7 reasons why I am letting you go

love1

  1. When our legs touch under the table, I lose my train of thought.
  2. Sometimes you get this look on your face, and I know it isn’t hate. I want to climb inside your mind and figure out what you are thinking. But I can’t, and I dare not hope.
  3. I want to walk over to where you sit, hug you from behind and whisper into your ear “how ya doing?”
  4. When you go out with other people, I try to be really encouraging, “Go get them tiger!” but there is a part of me, the part that I am ashamed of, who is hoping you don’t have a good time. You said the next day, you never wanted to see her again, and I danced an entire sequence in my head.
  5. You are so different from the rest. I never thought you would be the kind of person I could develop feelings for. I didn’t think I was capable of such feelings either.
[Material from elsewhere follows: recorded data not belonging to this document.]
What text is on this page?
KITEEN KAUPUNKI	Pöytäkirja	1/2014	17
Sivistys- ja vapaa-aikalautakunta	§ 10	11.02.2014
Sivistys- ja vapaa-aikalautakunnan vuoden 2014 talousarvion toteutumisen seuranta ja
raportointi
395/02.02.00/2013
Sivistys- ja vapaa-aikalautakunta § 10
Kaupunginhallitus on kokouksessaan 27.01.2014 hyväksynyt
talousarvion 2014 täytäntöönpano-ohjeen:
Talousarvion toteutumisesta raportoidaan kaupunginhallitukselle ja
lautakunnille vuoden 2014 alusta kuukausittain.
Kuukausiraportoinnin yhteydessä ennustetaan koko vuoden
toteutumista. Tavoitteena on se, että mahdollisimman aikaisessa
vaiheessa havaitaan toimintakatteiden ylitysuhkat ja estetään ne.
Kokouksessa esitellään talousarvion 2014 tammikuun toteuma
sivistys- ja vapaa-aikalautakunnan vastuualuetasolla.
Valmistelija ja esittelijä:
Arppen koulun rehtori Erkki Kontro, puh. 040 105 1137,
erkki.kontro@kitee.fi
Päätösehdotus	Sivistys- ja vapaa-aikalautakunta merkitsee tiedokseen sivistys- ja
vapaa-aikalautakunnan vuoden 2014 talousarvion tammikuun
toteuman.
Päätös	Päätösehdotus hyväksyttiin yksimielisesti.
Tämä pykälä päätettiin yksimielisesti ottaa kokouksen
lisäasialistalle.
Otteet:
But you grew on me; what I hated the most about you the most, over time, I saw as your virtues. You were changing too. You were no longer the boring boor with a stick up your arse! You were becoming this fascinating creature that continued to surprise me with your subtle wit and outrageous humor. Suddenly you were no longer grubby and grey, I saw light when I looked at you. And you were beautiful.
  6. I never understood when people said, “If you love someone, let them go.” I used to feel scorn towards those who felt this way. If you loved something wouldn’t you tie them up to your side, and never let them leave? But I get it now. You deserve someone better; someone who can shower you with affection and admiration, someone who will realise what a treasure you are and someone braver than I can ever be and actually tell you how much they love you.
  7. I have envisioned the various scenarios that could happen if I told you how I felt. Most involves you giving me a pitying look and saying “I like you as friend.” On days when I am kinder to myself, I imagine you saying “me too.” I am too afraid to lose you either way. I convince myself that I am happy just being your friend; the Barney to your Ted, the Jughead to your Archie. It shouldn’t have to be this hard.